Les lieux de mémoire vitézienne s’offrent à vous cette année (*). Et pourquoi pas un retour à Avignon ou Chaillot, là où le maître a laissé son empreinte ? Le parcours de Vitez est, en effet, exemplaire. On en retiendra l’échec à l’entrée du Conservatoire (quel espoir pour les impétrants malheureux), la création du « soulier de Satin » dans la Cour d’Honneur, la direction de la Comédie-Française. Et tant de créations importantes. Il y eut l’homme aussi. « Antoine », disaient ses acteurs du Français et d’ailleurs. Restent une certaine image de lui, et quelques héritiers comme Aurélien Recoing, l’ange du Soulier de Satin, tout juste engagé à la Comédie-Française. On ne put rêver meilleur hommage…

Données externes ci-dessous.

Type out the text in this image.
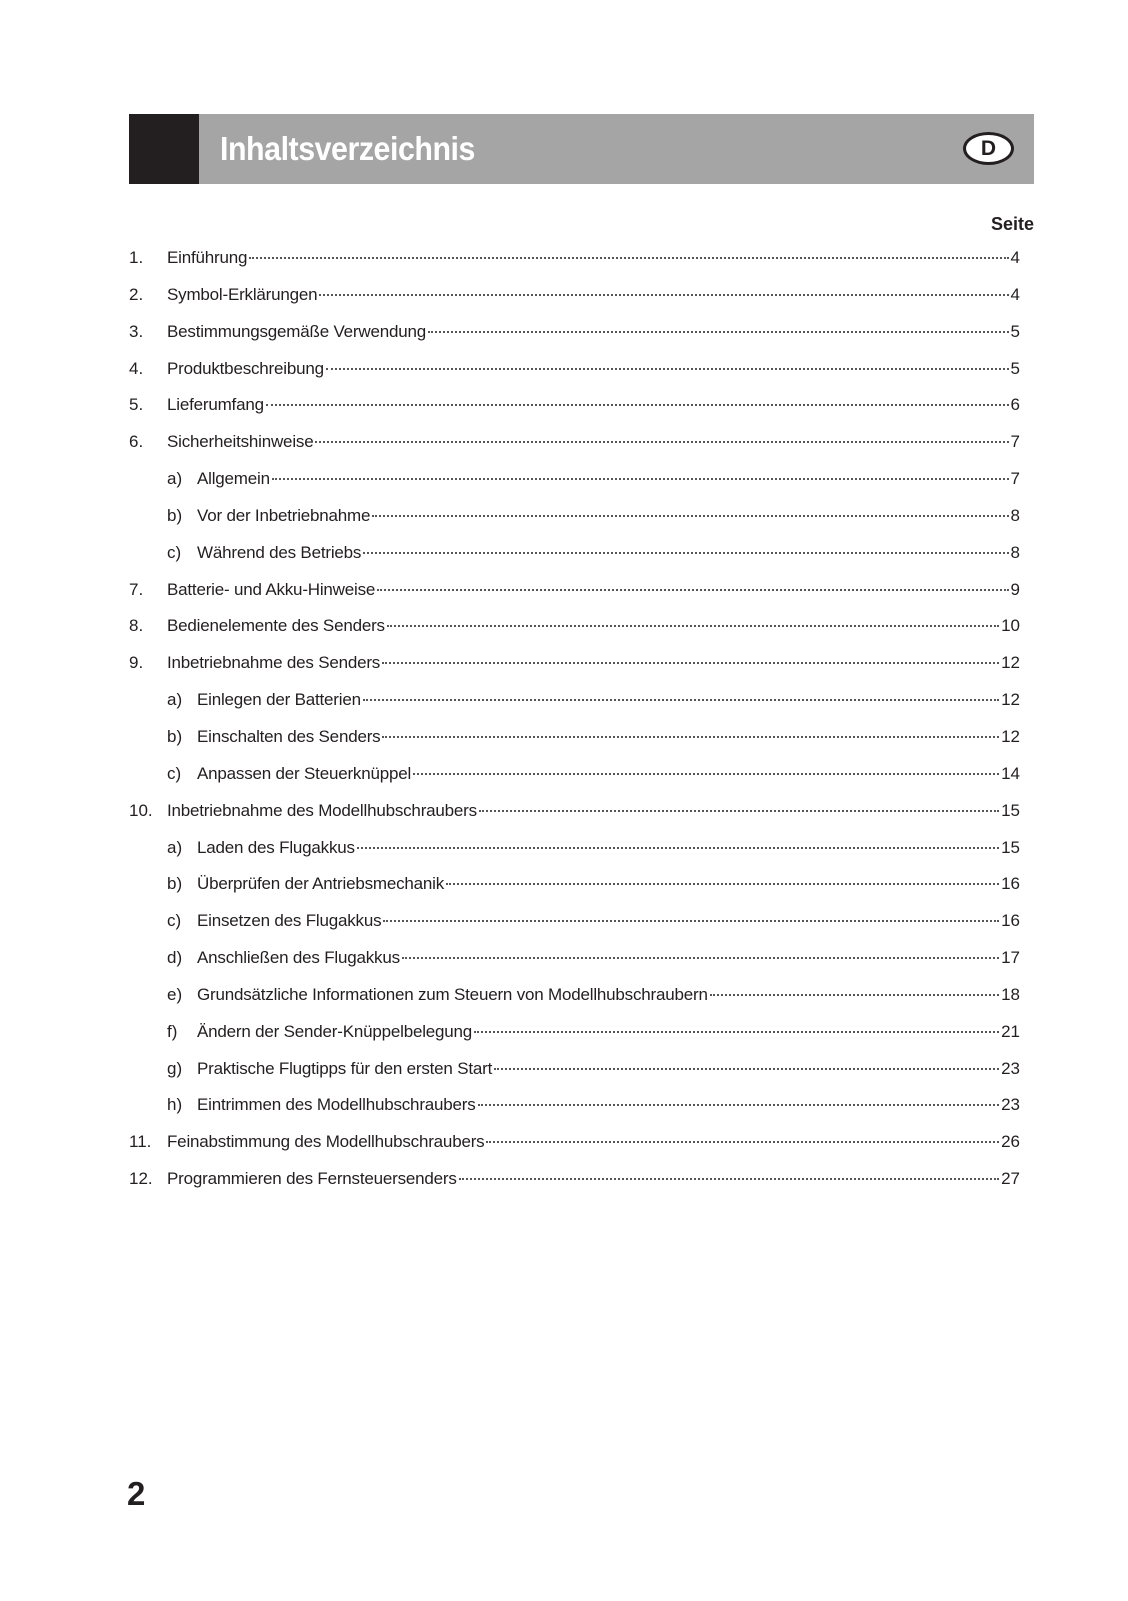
Inhaltsverzeichnis	D
Seite
1.	Einführung	4
2.	Symbol-Erklärungen	4
3.	Bestimmungsgemäße Verwendung	5
4.	Produktbeschreibung	5
5.	Lieferumfang	6
6.	Sicherheitshinweise	7
a) Allgemein	7
b) Vor der Inbetriebnahme	8
c) Während des Betriebs	8
7.	Batterie- und Akku-Hinweise	9
8.	Bedienelemente des Senders	10
9.	Inbetriebnahme des Senders	12
a) Einlegen der Batterien	12
b) Einschalten des Senders	12
c) Anpassen der Steuerknüppel	14
10. Inbetriebnahme des Modellhubschraubers	15
a) Laden des Flugakkus	15
b) Überprüfen der Antriebsmechanik	16
c) Einsetzen des Flugakkus	16
d) Anschließen des Flugakkus	17
e) Grundsätzliche Informationen zum Steuern von Modellhubschraubern	18
f)	Ändern der Sender-Knüppelbelegung	21
g) Praktische Flugtipps für den ersten Start	23
h) Eintrimmen des Modellhubschraubers	23
11. Feinabstimmung des Modellhubschraubers	26
12. Programmieren des Fernsteuersenders	27
2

* Jusqu’au 28 mai 2010 du lundi au vendredi de 9 heures à 17 h 30

Antoine Vitez, photographe, exposition Portraits au miroir

Théâre du Vieux-Colombier • 21, rue du Vieux-Colombier • 75006 Paris

Lecture-hommage autour de l’École, au Conservatoire national supérieur d’art dramatique, le 14 mai 2010, par des professeurs et des élèves du Conservatoire.

Le 15 mai 2010, de 15 heures à 22 heures, Vitez par la voix, vestiges des mises en scènes les Cloches de Bâle, la Célestine et Électre d’Antoine Vitez, mises en voix par des anciens de l’École de Chaillot, sous la direction de Robert Cantarella et projection du film Antoine Vitez : Journal intime de théâtre, réalisé par Fabienne Pascaud.